The Lionesses being crowned champions this summer would only add to the impact for English women’s football of a tournament that Campbell has described as “another game-changer for us”.
She said: “We’re on a journey, we’re nowhere near finished, where we want to get to. But you can see the growth in every area of the game and for us, the Euros just kicks us on again to another level.
“The trick of all these major events is to be really well prepared, so that when all that inspiration happens, you can turn it into participation, so you can make sure you’ve got opportunities to play very clearly laid out before the event, which we have done.
You can see the growth in every area of the game and for us, the Euros just kicks us on again to another level.
“It’s an enormous opportunity for us and it will be the biggest women’s tournament ever in Europe. It’s a fantastic opportunity.”
The tournament fixtures that have sold out so far include each of England’s group games, which start with a July 6 clash against Austria at Old Trafford, and the July 31 Wembley final.
Iceland midfielder Sara Bjork Gunnarsdottir last month was critical of some venue choices, branding the use of Manchester City’s Academy Stadium, which will have a capacity of 4,700, “disrespectful”.
A spokesperson for Euro 2022 said tournament organisers believed “the right mix of stadiums has been chosen to provide the tournament with a platform to fulfil its potential.”
Asked about Gunnarsdottir’s comments and if she was happy with the stadiums being used, Campbell said: “With the stadiums we’ve picked, there are 700,000 tickets for sale. We’re opening and closing at two of the biggest stadiums in Britain, we’ve got four stadiums that take up to 30,000, two that take more than 10,000 and then two that take less.

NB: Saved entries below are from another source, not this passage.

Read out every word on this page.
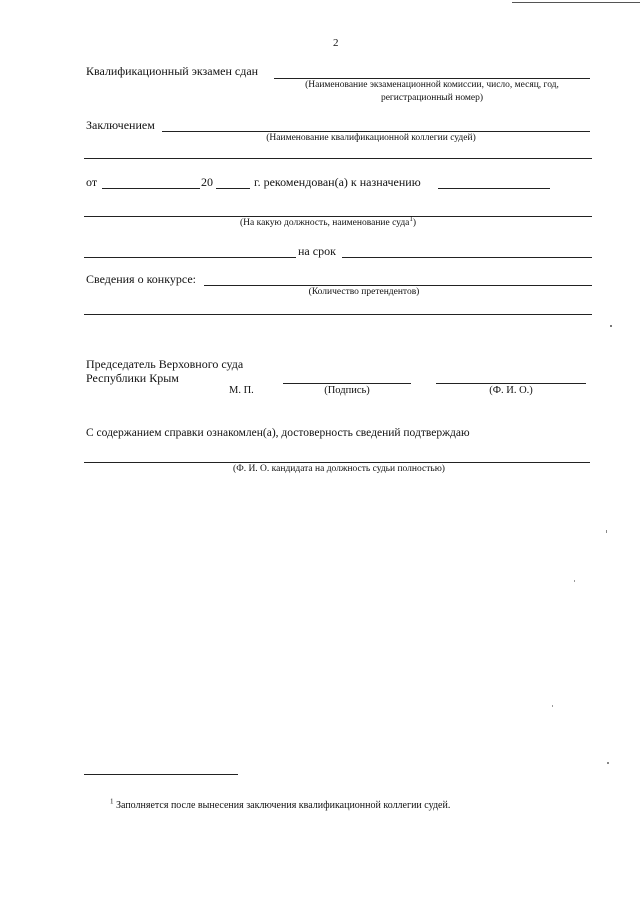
2
Квалификационный экзамен сдан
(Наименование экзаменационной комиссии, число, месяц, год,
регистрационный номер)
Заключением
(Наименование квалификационной коллегии судей)
от	20	г. рекомендован(а) к назначению
(На какую должность, наименование суда$^1$)
на срок
Сведения о конкурсе:
(Количество претендентов)
Председатель Верховного суда
Республики Крым
М. П.	(Подпись)	(Ф. И. О.)
С содержанием справки ознакомлен(а), достоверность сведений подтверждаю
(Ф. И. О. кандидата на должность судьи полностью)
$^1$ Заполняется после вынесения заключения квалификационной коллегии судей.
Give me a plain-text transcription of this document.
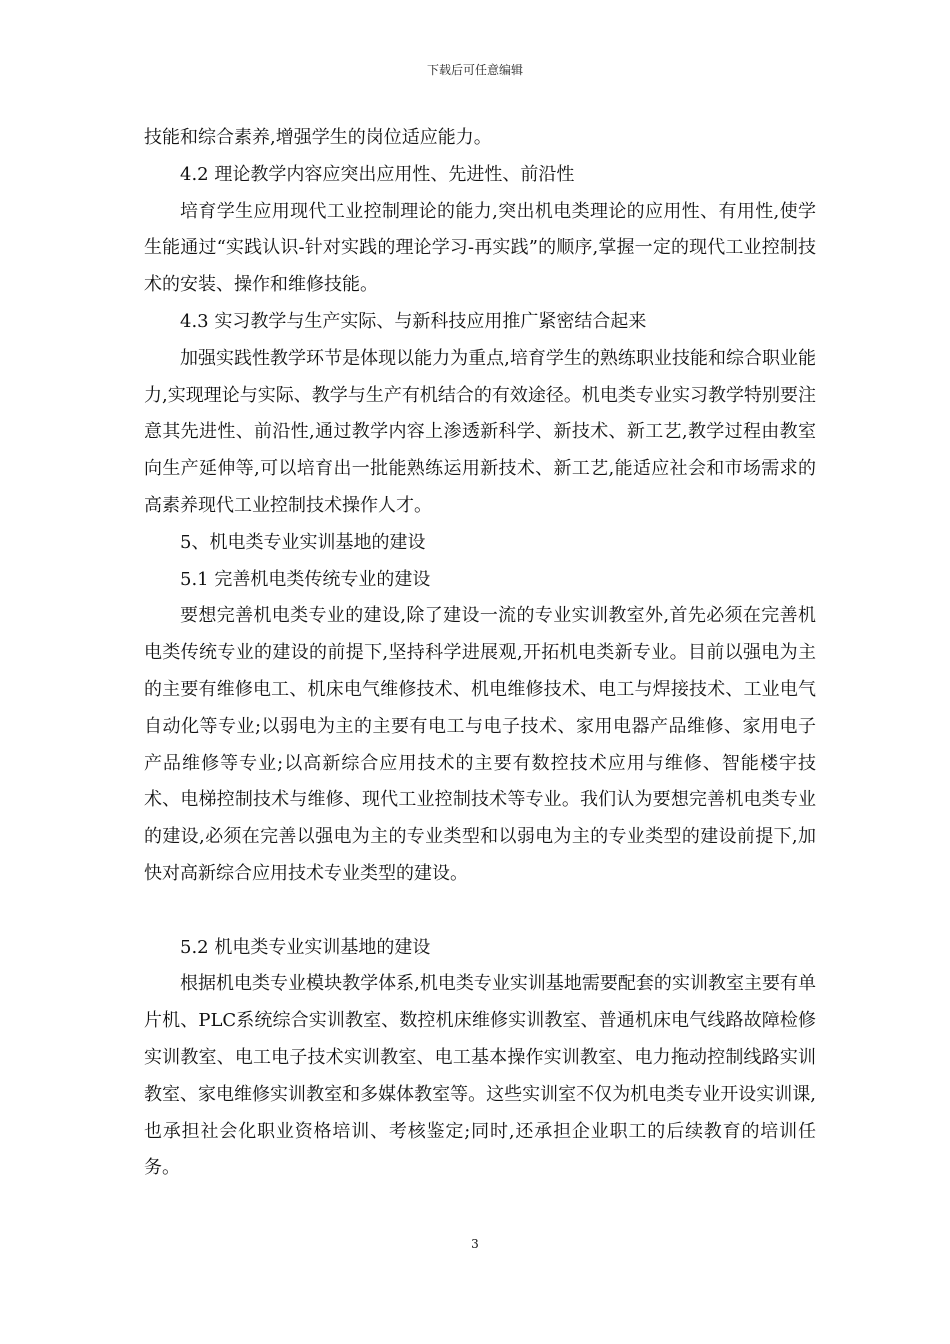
下载后可任意编辑

技能和综合素养,增强学生的岗位适应能力。

4.2 理论教学内容应突出应用性、先进性、前沿性

培育学生应用现代工业控制理论的能力,突出机电类理论的应用性、有用性,使学生能通过“实践认识-针对实践的理论学习-再实践”的顺序,掌握一定的现代工业控制技术的安装、操作和维修技能。

4.3 实习教学与生产实际、与新科技应用推广紧密结合起来

加强实践性教学环节是体现以能力为重点,培育学生的熟练职业技能和综合职业能力,实现理论与实际、教学与生产有机结合的有效途径。机电类专业实习教学特别要注意其先进性、前沿性,通过教学内容上渗透新科学、新技术、新工艺,教学过程由教室向生产延伸等,可以培育出一批能熟练运用新技术、新工艺,能适应社会和市场需求的高素养现代工业控制技术操作人才。

5、机电类专业实训基地的建设

5.1 完善机电类传统专业的建设

要想完善机电类专业的建设,除了建设一流的专业实训教室外,首先必须在完善机电类传统专业的建设的前提下,坚持科学进展观,开拓机电类新专业。目前以强电为主的主要有维修电工、机床电气维修技术、机电维修技术、电工与焊接技术、工业电气自动化等专业;以弱电为主的主要有电工与电子技术、家用电器产品维修、家用电子产品维修等专业;以高新综合应用技术的主要有数控技术应用与维修、智能楼宇技术、电梯控制技术与维修、现代工业控制技术等专业。我们认为要想完善机电类专业的建设,必须在完善以强电为主的专业类型和以弱电为主的专业类型的建设前提下,加快对高新综合应用技术专业类型的建设。

5.2 机电类专业实训基地的建设

根据机电类专业模块教学体系,机电类专业实训基地需要配套的实训教室主要有单片机、PLC系统综合实训教室、数控机床维修实训教室、普通机床电气线路故障检修实训教室、电工电子技术实训教室、电工基本操作实训教室、电力拖动控制线路实训教室、家电维修实训教室和多媒体教室等。这些实训室不仅为机电类专业开设实训课,也承担社会化职业资格培训、考核鉴定;同时,还承担企业职工的后续教育的培训任务。

3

“That was a balance, and let’s remember people have to bid to do this. There are still some stadiums where we haven’t sold 50 per cent of the tickets. So it’s a balance.
“I think we got it right. I think we had a really ambitious target of doubling the number of the tickets that were sold in 2017, and that we’re en route to doing that. I think the team got that right, with the applications they had to be involved.”